Artown continues: This piece appeared in the 1931 Reno High School yearbook, the ReWaNe (REno/WAshoe/NEvada). No attribution given to the student author, who might have penned it on a solitary night at the Santa Fe Hotel. Some reader might claim it as their work – they’d be 100 years old now. The text begins:
“Introduced into this country about five years ago, the beret has become the sensation of the hour and the inveterate choice of the hoi polloi. Tennis players have affected berets ever since Jean Boratra, better known as the “Bounding Basque,” made such an outstanding success with his pancake-shaped top-piece. Golfers took it up close on the heels of the tennis fans. And nine-nine and forty-four hundredths per cent of the miniature golfers – or should I say tiddely-winks experts – have adopted the beret as their badge.
“There is something uplifting and comforting about the fit of a felt beret on the old cranium. No matter how old or how battered it is, you feel qualified to strut with the best of the crowd when you wear it. It gives an inexplicable feeling of confidence and self-esteem, which is puzzling, since there are so many other numbskulls wearing “critters” who must be in about the same mental frame.

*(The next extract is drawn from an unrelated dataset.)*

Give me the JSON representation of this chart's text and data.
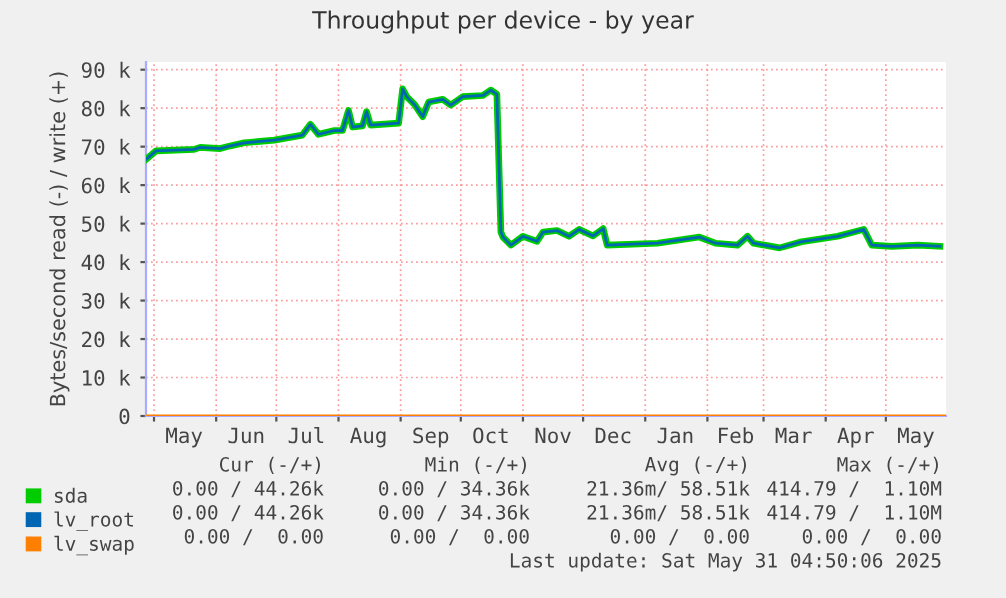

“A beret is one of the least distinguished pieces of head-gear ever created. Designed originally for sports, it goes to school, to five o’clock tea, to prize fights, to dances, to weddings and funerals, and even to church. Every stenographer boasts of a half-dozen in her wardrobe; the screen stars have a beret for e very costume – everyone from the gray-haired dowager to the year-old tot sports one.
“There are as many ways of wearing a beret as there are of tying knots n a piece of string. Straight up from the eyebrows, it resembles a French chef’s cap, from which it may have been derived. Placed squarely on a mop of shoulder-length hair, it brings visions of the inverted-bowl and pruning shears haircut popular in our youth, before we were old enough to object. Placed on the back of the head with hair bushing out at front and sides, a clever impersonation of an Airedale dog is achieved. Worn forward over one or both eyes, it gives that natty, natural aspect, ad infinitum.

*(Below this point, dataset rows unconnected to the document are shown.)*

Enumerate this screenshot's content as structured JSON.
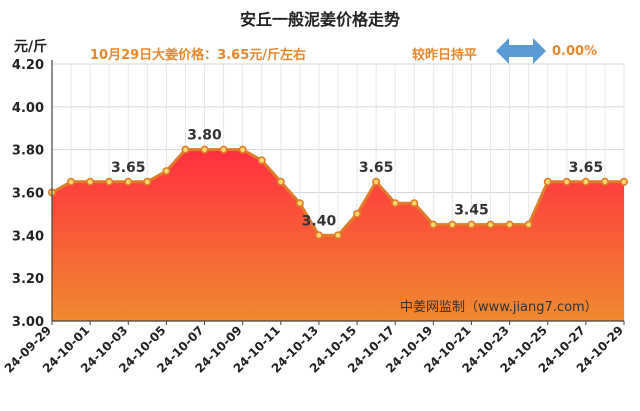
{
  "title": "安丘一般泥姜价格走势",
  "unit_label": "元/斤",
  "summary": "10月29日大姜价格：3.65元/斤左右",
  "compare_label": "较昨日持平",
  "change_value": "0.00%",
  "watermark": "中姜网监制（www.jiang7.com）",
  "colors": {
    "line": "#e07b2a",
    "marker_fill": "#f6d66a",
    "area_top": "#ff2f3f",
    "area_bottom": "#f08a30",
    "arrow": "#5b9bd5",
    "accent_text": "#e8872e"
  },
  "chart_data": {
    "type": "area",
    "title": "安丘一般泥姜价格走势",
    "ylabel": "元/斤",
    "ylim": [
      3.0,
      4.2
    ],
    "yticks": [
      "3.00",
      "3.20",
      "3.40",
      "3.60",
      "3.80",
      "4.00",
      "4.20"
    ],
    "grid": true,
    "x": [
      "24-09-29",
      "24-09-30",
      "24-10-01",
      "24-10-02",
      "24-10-03",
      "24-10-04",
      "24-10-05",
      "24-10-06",
      "24-10-07",
      "24-10-08",
      "24-10-09",
      "24-10-10",
      "24-10-11",
      "24-10-12",
      "24-10-13",
      "24-10-14",
      "24-10-15",
      "24-10-16",
      "24-10-17",
      "24-10-18",
      "24-10-19",
      "24-10-20",
      "24-10-21",
      "24-10-22",
      "24-10-23",
      "24-10-24",
      "24-10-25",
      "24-10-26",
      "24-10-27",
      "24-10-28",
      "24-10-29"
    ],
    "xtick_labels": [
      "24-09-29",
      "24-10-01",
      "24-10-03",
      "24-10-05",
      "24-10-07",
      "24-10-09",
      "24-10-11",
      "24-10-13",
      "24-10-15",
      "24-10-17",
      "24-10-19",
      "24-10-21",
      "24-10-23",
      "24-10-25",
      "24-10-27",
      "24-10-29"
    ],
    "values": [
      3.6,
      3.65,
      3.65,
      3.65,
      3.65,
      3.65,
      3.7,
      3.8,
      3.8,
      3.8,
      3.8,
      3.75,
      3.65,
      3.55,
      3.4,
      3.4,
      3.5,
      3.65,
      3.55,
      3.55,
      3.45,
      3.45,
      3.45,
      3.45,
      3.45,
      3.45,
      3.65,
      3.65,
      3.65,
      3.65,
      3.65
    ],
    "annotations": [
      {
        "index": 4,
        "text": "3.65"
      },
      {
        "index": 8,
        "text": "3.80"
      },
      {
        "index": 14,
        "text": "3.40"
      },
      {
        "index": 17,
        "text": "3.65"
      },
      {
        "index": 22,
        "text": "3.45"
      },
      {
        "index": 28,
        "text": "3.65"
      }
    ]
  }
}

“As to there being anything sissyish in a man’s wearing a beret, we would advise you to say nothing about it if you think so. People have been run out of town for less, and besides, we know a football player who wears one.
“The beret is ideal for yachting and speeding in a roadster. It sticks like a leech in the teeth of the strongest gale. It is the mainstay of the rumble seat rider as well as his protection from the elements. There doubtless would be many more bald pates in this country if the beret had not happened along, just in time to offset the evil effects of hatless rumble seat riding. In B. B. (Before Berets), if a man rode hatless in a rumble seat he was certain of losing at least half his hair combing knows out of it afterwards. Now he doesn’t even lose his dandruff.

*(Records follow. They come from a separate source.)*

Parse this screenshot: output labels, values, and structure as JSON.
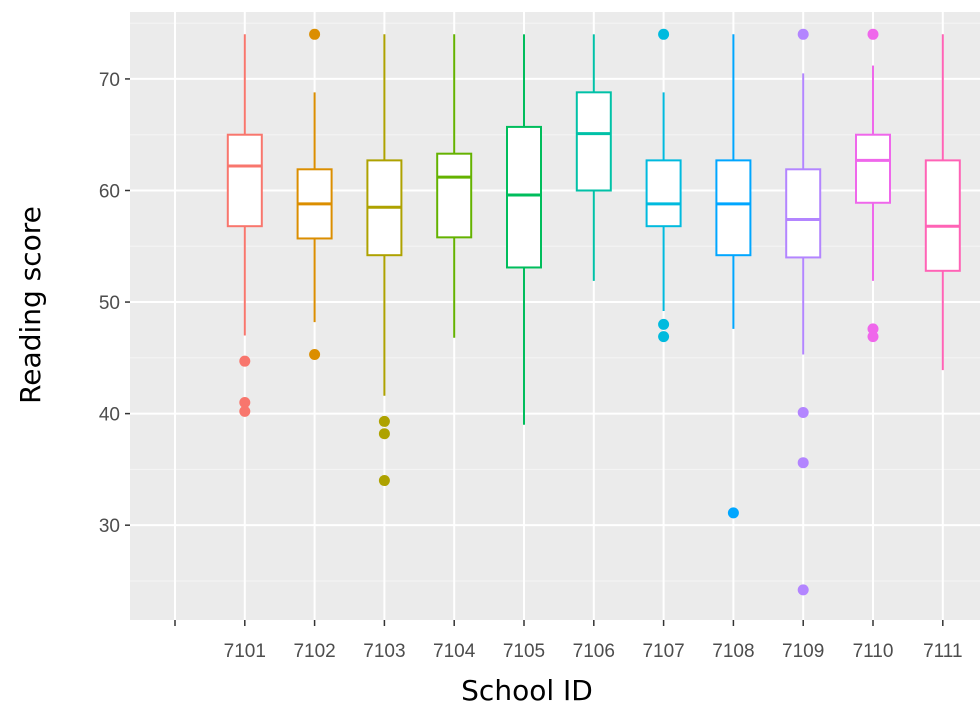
{
  "chart_data": {
    "type": "box",
    "xlabel": "School ID",
    "ylabel": "Reading score",
    "ylim": [
      21.5,
      76
    ],
    "yticks": [
      30,
      40,
      50,
      60,
      70
    ],
    "ytick_labels": [
      "30",
      "40",
      "50",
      "60",
      "70"
    ],
    "grid": true,
    "legend": "none",
    "categories": [
      "",
      "7101",
      "7102",
      "7103",
      "7104",
      "7105",
      "7106",
      "7107",
      "7108",
      "7109",
      "7110",
      "7111"
    ],
    "boxes": [
      {
        "category": "",
        "color": ""
      },
      {
        "category": "7101",
        "color": "#F8766D",
        "lower_whisker": 47,
        "q1": 56.8,
        "median": 62.2,
        "q3": 65,
        "upper_whisker": 74,
        "outliers": [
          44.7,
          41,
          40.2
        ]
      },
      {
        "category": "7102",
        "color": "#DB8E00",
        "lower_whisker": 48.2,
        "q1": 55.7,
        "median": 58.8,
        "q3": 61.9,
        "upper_whisker": 68.8,
        "outliers": [
          74,
          45.3
        ]
      },
      {
        "category": "7103",
        "color": "#AEA200",
        "lower_whisker": 41.6,
        "q1": 54.2,
        "median": 58.5,
        "q3": 62.7,
        "upper_whisker": 74,
        "outliers": [
          39.3,
          38.2,
          34
        ]
      },
      {
        "category": "7104",
        "color": "#64B200",
        "lower_whisker": 46.8,
        "q1": 55.8,
        "median": 61.2,
        "q3": 63.3,
        "upper_whisker": 74,
        "outliers": []
      },
      {
        "category": "7105",
        "color": "#00BD5C",
        "lower_whisker": 39,
        "q1": 53.1,
        "median": 59.6,
        "q3": 65.7,
        "upper_whisker": 74,
        "outliers": []
      },
      {
        "category": "7106",
        "color": "#00C1A7",
        "lower_whisker": 51.9,
        "q1": 60,
        "median": 65.1,
        "q3": 68.8,
        "upper_whisker": 74,
        "outliers": []
      },
      {
        "category": "7107",
        "color": "#00BADE",
        "lower_whisker": 49.2,
        "q1": 56.8,
        "median": 58.8,
        "q3": 62.7,
        "upper_whisker": 68.8,
        "outliers": [
          74,
          48,
          46.9
        ]
      },
      {
        "category": "7108",
        "color": "#00A6FF",
        "lower_whisker": 47.6,
        "q1": 54.2,
        "median": 58.8,
        "q3": 62.7,
        "upper_whisker": 74,
        "outliers": [
          31.1
        ]
      },
      {
        "category": "7109",
        "color": "#B385FF",
        "lower_whisker": 45.3,
        "q1": 54,
        "median": 57.4,
        "q3": 61.9,
        "upper_whisker": 70.5,
        "outliers": [
          74,
          40.1,
          35.6,
          24.2
        ]
      },
      {
        "category": "7110",
        "color": "#EF67EB",
        "lower_whisker": 51.9,
        "q1": 58.9,
        "median": 62.7,
        "q3": 65,
        "upper_whisker": 71.2,
        "outliers": [
          74,
          47.6,
          46.9
        ]
      },
      {
        "category": "7111",
        "color": "#FF63B6",
        "lower_whisker": 43.9,
        "q1": 52.8,
        "median": 56.8,
        "q3": 62.7,
        "upper_whisker": 74,
        "outliers": []
      }
    ]
  }
}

“White berets are considered conspicuous until they have acquired a generous coat of grime. From then on, the object seems to be to get an agent-in-the-dirt effect punctuated by swipes of lipstick and chocolate, with an occasional gleaming white place in a fold. Other colors, particularly tans, are considered bourgeois. Trying to age a tan beret is like trying to sunburn an Australian bushman.
“Only initiates wash berets; the dirtier they are, the better they feel. Seasoned veteran say that to wash a beret is net to the sin of washing a sweatshirt, which, according to old theater tradition, brings bad luck to the wearer.”